Intégrer des réfugiés, cest bon pour le business !

D’une manière générale, une entreprise est souvent prête à aider quelques individus, mais ne comprendra pas comment elle peut mettre fin aux tensions d’emploi qui entravent son développement en embauchant des réfugiés, voire comment elle peut faire de ces embauches un atout stratégique. Nous avons donc mis en place, pour donner plus de chances aux programmes Tremplin, une solution d’accompagnement des entreprises leur permettant de définir leurs besoins et de formuler leur désir de recruter des personnes réfugiées, non pour les aider ou pour avoir un impact social, mais « parce que c’est bon pour le business ! » Cette affirmation n’a rien de cynique ! Elle est la clé d’une solution systémique à l’intégration des réfugiés ! L’inclusion demande des efforts et un engagement. C’est à ce prix que ses fruits sont abondants.

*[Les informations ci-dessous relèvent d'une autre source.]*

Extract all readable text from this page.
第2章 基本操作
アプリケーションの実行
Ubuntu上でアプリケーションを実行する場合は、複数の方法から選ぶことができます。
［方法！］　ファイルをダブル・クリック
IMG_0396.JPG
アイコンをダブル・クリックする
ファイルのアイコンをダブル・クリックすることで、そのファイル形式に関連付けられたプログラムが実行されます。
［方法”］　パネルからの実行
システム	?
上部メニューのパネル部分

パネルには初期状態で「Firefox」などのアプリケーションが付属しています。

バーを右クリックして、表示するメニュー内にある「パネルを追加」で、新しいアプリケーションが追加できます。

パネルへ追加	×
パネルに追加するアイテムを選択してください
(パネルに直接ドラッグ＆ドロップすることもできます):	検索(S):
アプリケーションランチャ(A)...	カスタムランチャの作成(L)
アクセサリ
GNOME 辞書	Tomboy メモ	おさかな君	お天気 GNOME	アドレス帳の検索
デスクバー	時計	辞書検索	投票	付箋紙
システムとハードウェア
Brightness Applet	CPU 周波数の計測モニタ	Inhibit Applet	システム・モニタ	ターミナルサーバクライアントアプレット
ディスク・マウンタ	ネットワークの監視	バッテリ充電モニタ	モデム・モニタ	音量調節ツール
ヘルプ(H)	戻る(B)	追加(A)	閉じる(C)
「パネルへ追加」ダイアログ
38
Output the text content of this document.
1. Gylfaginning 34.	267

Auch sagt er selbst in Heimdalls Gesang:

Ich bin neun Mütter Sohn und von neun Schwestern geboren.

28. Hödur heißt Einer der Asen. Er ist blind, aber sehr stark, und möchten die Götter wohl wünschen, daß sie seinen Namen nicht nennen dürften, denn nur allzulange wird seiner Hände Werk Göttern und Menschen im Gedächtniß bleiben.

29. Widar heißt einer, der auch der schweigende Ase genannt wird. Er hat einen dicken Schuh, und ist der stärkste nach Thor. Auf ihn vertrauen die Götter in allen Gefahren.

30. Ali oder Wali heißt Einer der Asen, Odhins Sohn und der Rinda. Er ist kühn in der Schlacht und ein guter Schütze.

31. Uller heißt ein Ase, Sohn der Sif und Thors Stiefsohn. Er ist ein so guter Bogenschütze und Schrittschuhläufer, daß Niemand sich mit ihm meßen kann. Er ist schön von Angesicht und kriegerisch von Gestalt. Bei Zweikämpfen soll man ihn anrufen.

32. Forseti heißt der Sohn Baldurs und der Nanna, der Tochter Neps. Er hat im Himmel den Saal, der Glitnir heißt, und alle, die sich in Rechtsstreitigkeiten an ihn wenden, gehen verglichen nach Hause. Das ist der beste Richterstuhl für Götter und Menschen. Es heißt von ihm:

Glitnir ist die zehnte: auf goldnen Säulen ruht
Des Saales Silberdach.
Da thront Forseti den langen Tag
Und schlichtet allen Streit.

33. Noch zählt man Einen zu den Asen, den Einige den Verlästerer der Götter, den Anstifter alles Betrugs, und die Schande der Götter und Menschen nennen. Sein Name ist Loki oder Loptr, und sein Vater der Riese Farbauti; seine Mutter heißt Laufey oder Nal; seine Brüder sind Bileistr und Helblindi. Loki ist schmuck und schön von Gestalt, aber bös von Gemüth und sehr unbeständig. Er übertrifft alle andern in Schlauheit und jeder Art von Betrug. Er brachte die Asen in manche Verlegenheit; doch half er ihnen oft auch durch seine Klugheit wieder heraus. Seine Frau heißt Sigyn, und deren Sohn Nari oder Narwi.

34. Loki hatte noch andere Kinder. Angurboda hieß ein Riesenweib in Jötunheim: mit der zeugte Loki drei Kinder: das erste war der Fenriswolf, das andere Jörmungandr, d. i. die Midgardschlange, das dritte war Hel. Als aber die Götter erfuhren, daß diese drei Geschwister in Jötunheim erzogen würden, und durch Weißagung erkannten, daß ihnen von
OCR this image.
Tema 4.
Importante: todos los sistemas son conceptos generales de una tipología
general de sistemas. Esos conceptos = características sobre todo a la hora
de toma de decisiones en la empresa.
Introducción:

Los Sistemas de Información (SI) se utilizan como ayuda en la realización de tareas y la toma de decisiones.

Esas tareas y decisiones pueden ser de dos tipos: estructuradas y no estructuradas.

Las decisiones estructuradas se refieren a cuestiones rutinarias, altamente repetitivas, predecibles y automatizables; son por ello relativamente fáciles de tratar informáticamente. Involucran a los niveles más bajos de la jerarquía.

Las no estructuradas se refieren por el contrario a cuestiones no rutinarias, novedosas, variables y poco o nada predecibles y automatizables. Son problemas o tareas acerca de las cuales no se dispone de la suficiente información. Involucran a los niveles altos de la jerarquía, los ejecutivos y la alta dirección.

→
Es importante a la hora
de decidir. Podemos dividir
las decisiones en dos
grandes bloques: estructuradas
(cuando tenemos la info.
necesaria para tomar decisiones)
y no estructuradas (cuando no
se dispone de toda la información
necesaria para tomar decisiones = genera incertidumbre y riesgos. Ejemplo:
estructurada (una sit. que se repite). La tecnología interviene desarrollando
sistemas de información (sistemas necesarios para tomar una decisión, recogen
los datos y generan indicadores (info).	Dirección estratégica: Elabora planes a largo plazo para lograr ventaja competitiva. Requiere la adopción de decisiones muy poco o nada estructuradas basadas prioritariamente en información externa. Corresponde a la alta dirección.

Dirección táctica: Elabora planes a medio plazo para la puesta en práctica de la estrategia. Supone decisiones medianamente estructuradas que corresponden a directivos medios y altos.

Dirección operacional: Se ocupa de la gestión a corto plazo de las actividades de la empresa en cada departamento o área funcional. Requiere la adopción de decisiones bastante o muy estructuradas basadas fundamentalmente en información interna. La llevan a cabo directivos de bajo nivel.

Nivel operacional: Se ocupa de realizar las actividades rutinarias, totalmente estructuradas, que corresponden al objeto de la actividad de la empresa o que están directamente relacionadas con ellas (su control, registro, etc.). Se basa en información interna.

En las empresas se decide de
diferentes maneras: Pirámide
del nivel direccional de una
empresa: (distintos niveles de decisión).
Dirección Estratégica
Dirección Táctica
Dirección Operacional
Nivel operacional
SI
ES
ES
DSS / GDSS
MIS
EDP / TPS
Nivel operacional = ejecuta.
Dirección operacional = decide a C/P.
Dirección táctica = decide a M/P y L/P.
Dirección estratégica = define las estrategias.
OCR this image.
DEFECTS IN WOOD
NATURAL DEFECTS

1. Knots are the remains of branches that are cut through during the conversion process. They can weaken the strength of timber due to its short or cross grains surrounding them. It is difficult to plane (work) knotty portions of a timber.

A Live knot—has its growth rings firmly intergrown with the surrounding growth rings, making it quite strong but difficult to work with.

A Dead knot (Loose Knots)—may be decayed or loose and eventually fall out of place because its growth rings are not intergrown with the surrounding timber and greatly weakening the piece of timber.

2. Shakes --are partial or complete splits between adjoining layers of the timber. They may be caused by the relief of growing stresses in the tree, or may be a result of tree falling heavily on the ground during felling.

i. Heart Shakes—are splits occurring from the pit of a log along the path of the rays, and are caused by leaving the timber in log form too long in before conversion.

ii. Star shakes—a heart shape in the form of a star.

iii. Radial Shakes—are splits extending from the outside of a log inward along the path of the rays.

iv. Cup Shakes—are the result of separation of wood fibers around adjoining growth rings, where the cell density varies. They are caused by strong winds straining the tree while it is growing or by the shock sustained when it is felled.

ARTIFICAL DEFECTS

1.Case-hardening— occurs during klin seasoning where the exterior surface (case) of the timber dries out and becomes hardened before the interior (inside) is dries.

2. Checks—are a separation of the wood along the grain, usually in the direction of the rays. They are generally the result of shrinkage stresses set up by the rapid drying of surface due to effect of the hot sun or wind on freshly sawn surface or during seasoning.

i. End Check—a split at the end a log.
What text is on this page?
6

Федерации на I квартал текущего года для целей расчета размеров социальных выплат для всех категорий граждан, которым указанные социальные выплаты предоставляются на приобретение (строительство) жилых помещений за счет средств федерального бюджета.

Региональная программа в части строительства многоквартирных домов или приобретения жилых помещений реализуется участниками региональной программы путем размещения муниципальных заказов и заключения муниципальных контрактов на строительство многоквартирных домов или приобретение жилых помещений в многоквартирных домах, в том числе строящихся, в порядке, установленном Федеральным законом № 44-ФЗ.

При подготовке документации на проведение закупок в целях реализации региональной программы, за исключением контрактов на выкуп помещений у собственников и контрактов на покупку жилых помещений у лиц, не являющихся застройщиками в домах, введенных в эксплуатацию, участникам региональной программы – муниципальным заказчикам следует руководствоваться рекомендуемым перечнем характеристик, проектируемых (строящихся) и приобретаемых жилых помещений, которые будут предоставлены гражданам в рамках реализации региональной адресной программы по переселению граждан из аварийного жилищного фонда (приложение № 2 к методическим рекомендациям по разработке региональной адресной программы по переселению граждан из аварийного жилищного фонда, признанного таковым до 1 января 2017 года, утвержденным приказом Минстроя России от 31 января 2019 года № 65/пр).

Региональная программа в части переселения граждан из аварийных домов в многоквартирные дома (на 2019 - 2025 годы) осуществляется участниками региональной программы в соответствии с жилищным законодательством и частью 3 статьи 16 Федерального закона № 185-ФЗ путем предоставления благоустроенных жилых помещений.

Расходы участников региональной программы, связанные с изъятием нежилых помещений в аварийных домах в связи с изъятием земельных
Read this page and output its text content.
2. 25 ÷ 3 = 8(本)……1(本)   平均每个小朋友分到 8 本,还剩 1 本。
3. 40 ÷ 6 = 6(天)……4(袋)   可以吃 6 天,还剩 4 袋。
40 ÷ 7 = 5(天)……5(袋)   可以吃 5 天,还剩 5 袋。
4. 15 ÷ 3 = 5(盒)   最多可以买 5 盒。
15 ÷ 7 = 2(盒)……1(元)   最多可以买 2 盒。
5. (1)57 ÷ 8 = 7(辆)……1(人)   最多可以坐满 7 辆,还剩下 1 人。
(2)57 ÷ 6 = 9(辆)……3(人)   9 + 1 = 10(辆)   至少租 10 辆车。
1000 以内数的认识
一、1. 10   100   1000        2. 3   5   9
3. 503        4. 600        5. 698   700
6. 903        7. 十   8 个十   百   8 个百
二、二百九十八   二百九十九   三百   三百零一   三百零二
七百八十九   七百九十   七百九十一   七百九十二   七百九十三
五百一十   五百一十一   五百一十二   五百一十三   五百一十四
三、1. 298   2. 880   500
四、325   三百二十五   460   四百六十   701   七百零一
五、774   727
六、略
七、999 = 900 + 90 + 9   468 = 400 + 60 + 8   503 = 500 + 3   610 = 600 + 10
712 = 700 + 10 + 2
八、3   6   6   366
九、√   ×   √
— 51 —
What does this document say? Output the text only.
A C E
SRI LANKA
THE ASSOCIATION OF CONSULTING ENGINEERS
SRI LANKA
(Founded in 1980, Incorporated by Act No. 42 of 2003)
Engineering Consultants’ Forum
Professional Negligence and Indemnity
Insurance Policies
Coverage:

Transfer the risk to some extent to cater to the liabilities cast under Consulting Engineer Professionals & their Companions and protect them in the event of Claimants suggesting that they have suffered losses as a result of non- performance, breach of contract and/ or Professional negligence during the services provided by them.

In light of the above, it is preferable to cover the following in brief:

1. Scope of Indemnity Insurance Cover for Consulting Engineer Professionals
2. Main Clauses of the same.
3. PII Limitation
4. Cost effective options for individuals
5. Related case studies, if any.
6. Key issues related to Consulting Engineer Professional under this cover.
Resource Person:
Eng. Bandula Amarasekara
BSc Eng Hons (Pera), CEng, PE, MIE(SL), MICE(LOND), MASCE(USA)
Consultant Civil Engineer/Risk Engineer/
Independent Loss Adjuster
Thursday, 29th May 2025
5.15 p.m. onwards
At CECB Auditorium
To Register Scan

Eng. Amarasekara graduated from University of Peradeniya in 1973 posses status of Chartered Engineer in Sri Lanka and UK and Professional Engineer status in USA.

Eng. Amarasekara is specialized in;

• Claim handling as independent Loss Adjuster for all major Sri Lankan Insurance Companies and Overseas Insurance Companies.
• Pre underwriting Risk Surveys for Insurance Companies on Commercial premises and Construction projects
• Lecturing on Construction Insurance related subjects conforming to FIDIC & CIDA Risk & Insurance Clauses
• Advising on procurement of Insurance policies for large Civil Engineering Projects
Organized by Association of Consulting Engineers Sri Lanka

Pour faire le lien entre réfugiés et entreprises, nous avons créé un maillage de la ressource en travaillant avec des associations, avec les collectivités publiques, avec les diasporas et les e-diasporas. Nous avons transformé une somme d’individus en un pool de talents, au sein duquel nous avons pu identifier les forces de chacun. Nous disons aux entreprises que nous n’avons pas rencontré un CV, mais une personne. Cette rencontre est indispensable pour l’identification des compétences qui pourront être transférées à l’entreprise et lui apporter de nouvelles qualités d’adaptation, de réponse, d’inventivité et de résilience.

Des petits boulots à la haute couture

Salah, réfugié syrien, avait interrompu sa formation en logistique du transport aérien, puis subsisté deux années en France grâce à des dizaines de petits boulots. Son CV n’aurait intéressé personne. Nous travaillons avec de grandes maisons de mode au recrutement de conseillers clientèle, des profils qui, a priori, ne correspondent pas à celui de Salah. Or, Salah a témoigné d’une formidable énergie face à l’adversité, révélant, en outre, lorsque nous avons fait connaissance avec lui, une personnalité d’une finesse et d’une élégance remarquables, une grande capacité d’écoute aussi, qualités qui le destinaient à travailler au contact des clients d’une grande maison internationale. Il a été recruté, avec plus d’enthousiasme de la part de la direction que de l’équipe managériale locale. Quatre mois plus tard, sa responsable me contactait pour un retour d’expérience : Salah avait de meilleurs résultats que des employés entrés dans l’entreprise cinq ans plus tôt. Il pouvait vendre en russe, en arabe et en français et avait communiqué son énergie à toute son équipe. Il a été inscrit à un parcours interne de développement de carrière accéléré. Son exemple a conduit l’entreprise à recruter plus de personnes réfugiées. Il est loin d’être unique. Ikea, BNP ou Monoprix, avec qui nous travaillons, ont connu des expériences similaires.

Des solutions technologiques s’appuyant sur les communautés que nous avons formées nous permettent désormais de faire circuler les données et de les comparer. Nous accompagnons avec la même minutie des milliers de personnes, en concentrant les efforts de nos collaborateurs internes sur les entretiens, les rendez-vous, l’évaluation fine des compétences, qui peuvent parfois déboucher, comme le montre l’exemple de Salah, sur des activités et des métiers inattendus.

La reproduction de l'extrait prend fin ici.